Last month, the American Medical Association adopted a policy that people who live and work in prisons, jails, and immigration detention centers should be prioritized to get access to a COVID-19 vaccine due to their high risk of infection. The National Academies of Sciences, Engineering, and Medicine, meanwhile, has published a framework recommending that people living and working in jails, prisons and detention centers be included in the second phase of vaccine distribution, alongside workers in high-risk settings, people in shelters and group homes, and older adults. 

If states follow the recommendations approved by a federal panel of experts on Tuesday, certain elderly and sick prisoners could be among the very first people vaccinated for the virus. The CDC’s Advisory Committee on Immunization Practices voted to recommend that top priority for the COVID-19 vaccine go to health care workers and residents of long-term care facilities. Amanda Cohn, ACIP’s executive secretary, said in an email that the latter group includes incarcerated people “living in what would be the equivalent of a skilled nursing facility.” That could be a fairly large group: The number of state prisoners who are 55 or older quadrupled between 1993 and 2013 and, as of 2015, they accounted for 10 percent of the state prison population. To care for those older prisoners, many states have built specialized units that are essentially locked-down nursing homes.

The CDC panel had considered arguments that all people living and working in jails and prisons should be included in the first tier of the vaccination schedule. “Although often considered isolated, inmates are regularly released from prisons and jails and correctional staff daily travel home to their families,” Andre Montoya-Barthelemy, a Minnesota physician investigating health hazards behind bars, told the panel during its August meeting. Without addressing these sources of infection, he said, “transmission will continue as long as the hot spots remain uncontrolled.”

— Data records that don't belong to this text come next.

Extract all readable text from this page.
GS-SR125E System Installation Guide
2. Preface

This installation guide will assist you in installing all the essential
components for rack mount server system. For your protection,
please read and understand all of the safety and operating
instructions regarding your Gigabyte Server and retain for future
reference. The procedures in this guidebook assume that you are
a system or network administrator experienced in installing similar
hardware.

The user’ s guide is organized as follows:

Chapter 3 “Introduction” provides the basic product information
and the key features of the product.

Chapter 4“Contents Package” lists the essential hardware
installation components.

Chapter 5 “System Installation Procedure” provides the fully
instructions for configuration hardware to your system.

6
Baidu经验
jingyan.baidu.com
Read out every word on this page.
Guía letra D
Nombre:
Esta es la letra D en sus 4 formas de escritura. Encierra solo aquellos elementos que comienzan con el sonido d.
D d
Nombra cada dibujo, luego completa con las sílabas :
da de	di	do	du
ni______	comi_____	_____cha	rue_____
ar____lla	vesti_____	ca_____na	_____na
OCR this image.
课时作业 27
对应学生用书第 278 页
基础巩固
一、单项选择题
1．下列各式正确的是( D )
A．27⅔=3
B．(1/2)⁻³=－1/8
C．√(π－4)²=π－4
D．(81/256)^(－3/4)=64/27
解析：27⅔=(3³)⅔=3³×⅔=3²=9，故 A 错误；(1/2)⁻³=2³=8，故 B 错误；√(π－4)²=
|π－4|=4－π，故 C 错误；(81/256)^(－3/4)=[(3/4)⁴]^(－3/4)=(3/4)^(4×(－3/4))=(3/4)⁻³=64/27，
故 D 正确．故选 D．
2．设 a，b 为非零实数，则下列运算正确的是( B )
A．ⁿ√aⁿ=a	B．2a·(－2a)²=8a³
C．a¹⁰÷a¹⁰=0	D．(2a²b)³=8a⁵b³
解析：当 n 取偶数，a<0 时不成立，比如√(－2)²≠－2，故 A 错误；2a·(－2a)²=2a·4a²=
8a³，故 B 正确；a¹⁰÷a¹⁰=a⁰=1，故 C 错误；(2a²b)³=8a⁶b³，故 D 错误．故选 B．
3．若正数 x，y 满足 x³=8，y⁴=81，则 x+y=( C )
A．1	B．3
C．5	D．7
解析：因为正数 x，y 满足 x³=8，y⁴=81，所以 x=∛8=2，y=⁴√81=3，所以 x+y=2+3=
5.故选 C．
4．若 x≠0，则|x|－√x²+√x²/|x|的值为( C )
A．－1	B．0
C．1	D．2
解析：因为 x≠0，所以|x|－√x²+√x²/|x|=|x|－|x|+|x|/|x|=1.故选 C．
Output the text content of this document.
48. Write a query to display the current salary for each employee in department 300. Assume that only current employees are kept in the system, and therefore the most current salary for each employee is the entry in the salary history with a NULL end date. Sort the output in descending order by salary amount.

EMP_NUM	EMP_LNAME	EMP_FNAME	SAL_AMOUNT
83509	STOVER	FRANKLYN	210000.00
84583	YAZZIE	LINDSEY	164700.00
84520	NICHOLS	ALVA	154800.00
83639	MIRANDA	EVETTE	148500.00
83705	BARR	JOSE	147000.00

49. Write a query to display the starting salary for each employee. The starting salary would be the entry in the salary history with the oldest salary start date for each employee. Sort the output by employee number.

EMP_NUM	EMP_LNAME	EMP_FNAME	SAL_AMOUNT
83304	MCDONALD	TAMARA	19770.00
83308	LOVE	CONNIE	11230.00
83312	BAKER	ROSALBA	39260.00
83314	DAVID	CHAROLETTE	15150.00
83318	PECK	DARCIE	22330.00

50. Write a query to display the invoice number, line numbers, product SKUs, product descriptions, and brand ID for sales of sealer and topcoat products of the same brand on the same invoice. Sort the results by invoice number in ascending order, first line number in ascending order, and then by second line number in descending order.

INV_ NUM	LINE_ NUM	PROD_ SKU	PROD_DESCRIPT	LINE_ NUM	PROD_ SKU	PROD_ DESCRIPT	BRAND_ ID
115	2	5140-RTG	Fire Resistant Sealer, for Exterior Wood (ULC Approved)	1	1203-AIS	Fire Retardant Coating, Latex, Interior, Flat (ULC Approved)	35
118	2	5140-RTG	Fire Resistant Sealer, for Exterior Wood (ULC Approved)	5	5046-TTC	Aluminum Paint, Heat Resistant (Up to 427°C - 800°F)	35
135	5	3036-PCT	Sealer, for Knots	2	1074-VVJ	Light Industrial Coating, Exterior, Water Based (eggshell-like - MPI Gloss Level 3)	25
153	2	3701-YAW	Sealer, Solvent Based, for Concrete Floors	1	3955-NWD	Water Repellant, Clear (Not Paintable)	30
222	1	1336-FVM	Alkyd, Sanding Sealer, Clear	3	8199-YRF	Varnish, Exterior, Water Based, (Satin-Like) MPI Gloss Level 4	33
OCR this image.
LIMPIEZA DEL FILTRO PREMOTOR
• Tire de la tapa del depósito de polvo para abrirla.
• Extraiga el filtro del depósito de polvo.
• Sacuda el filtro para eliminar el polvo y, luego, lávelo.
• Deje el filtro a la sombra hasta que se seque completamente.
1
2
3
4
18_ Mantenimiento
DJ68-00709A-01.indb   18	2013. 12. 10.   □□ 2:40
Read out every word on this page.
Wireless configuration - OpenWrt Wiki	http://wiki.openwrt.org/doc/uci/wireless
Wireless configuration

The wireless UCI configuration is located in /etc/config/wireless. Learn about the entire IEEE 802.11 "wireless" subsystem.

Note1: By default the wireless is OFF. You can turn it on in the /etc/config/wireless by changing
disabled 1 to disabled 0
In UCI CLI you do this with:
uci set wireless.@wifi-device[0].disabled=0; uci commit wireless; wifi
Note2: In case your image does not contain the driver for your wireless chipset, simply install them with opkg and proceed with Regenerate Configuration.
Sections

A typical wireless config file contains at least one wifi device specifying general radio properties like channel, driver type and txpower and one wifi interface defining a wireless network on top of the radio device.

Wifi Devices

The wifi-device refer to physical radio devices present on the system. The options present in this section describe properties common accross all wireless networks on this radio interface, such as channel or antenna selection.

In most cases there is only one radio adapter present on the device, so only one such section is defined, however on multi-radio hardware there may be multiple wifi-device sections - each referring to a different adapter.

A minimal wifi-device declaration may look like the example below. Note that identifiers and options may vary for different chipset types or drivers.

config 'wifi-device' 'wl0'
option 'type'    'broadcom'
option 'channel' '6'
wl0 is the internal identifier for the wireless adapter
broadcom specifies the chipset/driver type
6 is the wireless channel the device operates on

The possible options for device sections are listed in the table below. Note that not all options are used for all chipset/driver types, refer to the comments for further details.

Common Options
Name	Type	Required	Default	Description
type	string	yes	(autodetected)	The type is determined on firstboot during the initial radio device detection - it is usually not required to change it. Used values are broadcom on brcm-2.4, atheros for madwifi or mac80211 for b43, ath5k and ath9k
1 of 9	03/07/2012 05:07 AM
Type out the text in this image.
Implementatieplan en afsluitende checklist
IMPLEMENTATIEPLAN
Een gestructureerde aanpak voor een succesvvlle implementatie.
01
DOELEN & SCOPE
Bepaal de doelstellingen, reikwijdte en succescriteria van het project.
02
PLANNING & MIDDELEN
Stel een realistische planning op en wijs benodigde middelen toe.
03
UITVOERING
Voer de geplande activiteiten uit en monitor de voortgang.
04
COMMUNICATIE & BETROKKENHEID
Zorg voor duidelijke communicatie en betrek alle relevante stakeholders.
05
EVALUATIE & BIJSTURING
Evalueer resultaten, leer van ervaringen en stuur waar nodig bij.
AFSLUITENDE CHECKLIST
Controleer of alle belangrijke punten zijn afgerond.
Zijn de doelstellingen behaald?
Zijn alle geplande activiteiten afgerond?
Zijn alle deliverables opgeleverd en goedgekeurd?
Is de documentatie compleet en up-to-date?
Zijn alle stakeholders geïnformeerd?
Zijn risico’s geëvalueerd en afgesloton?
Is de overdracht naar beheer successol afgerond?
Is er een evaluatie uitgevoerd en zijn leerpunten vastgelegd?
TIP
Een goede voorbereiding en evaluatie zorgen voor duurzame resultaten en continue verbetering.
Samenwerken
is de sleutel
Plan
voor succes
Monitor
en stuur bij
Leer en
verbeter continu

David Sears, an infectious disease specialist at the University of California, San Francisco, and a prison health consultant, concurs. “From a public health standpoint, we are not going to stop COVID-19 in the communities until we’re able to stop it in prisons and jails,” he says. According to Sears, prisoners meet the two main reasons to prioritize anyone for COVID-19 vaccination: They’re especially likely to die or suffer complications if they get sick and vaccinating them will interrupt “chains” of transmission. Prisoners’ death rate from COVID-19 is three times higher than that of the general population, controlling for age and sex. And not only can the virus spreads rapidly inside prisons and jails, they can act as a “nexus” for transmission in the wider community, Sears says, as staff members go in and out daily.

Controlling outbreaks in prisons is also important because they can overwhelm local health care systems, says the ACLU’s Kendrick. In a single California prison this summer, the coronavirus sickened nearly 2,500 people, killed 29, and sent dozens to hospitals. “They don’t have ventilators and ICUs in prisons and jail medical clinics,” Kendrick says. “They’re going to, by necessity, go to the community. And that’s a real strain.”

Last week, the Associated Press reported that the federal Bureau of Prisons is preparing to receive its first doses of the vaccine within weeks. But the initial supply will reportedly go to staff, not prisoners, potentially leaving incarcerated people exposed at the 127 BOP facilities with active cases. Similarly, the CDC advisory panel is contemplating recommending that the next priority group for vaccination include corrections officers along with other essential workers. 

Sears believes vaccinating corrections staff first could create “at least some ring of protection” for people inside, but it isn’t enough, especially if prisoners with high-risk medical conditions aren’t also considered a priority. “My greatest fear,” he says, “is that with each little, small trickle of doses that come out, that correctional facilities just get bumped down to the next tier and bumped down to the next tier. There is, unfortunately, a strong historical precedent for ignoring the rights to health and health care of incarcerated residents.”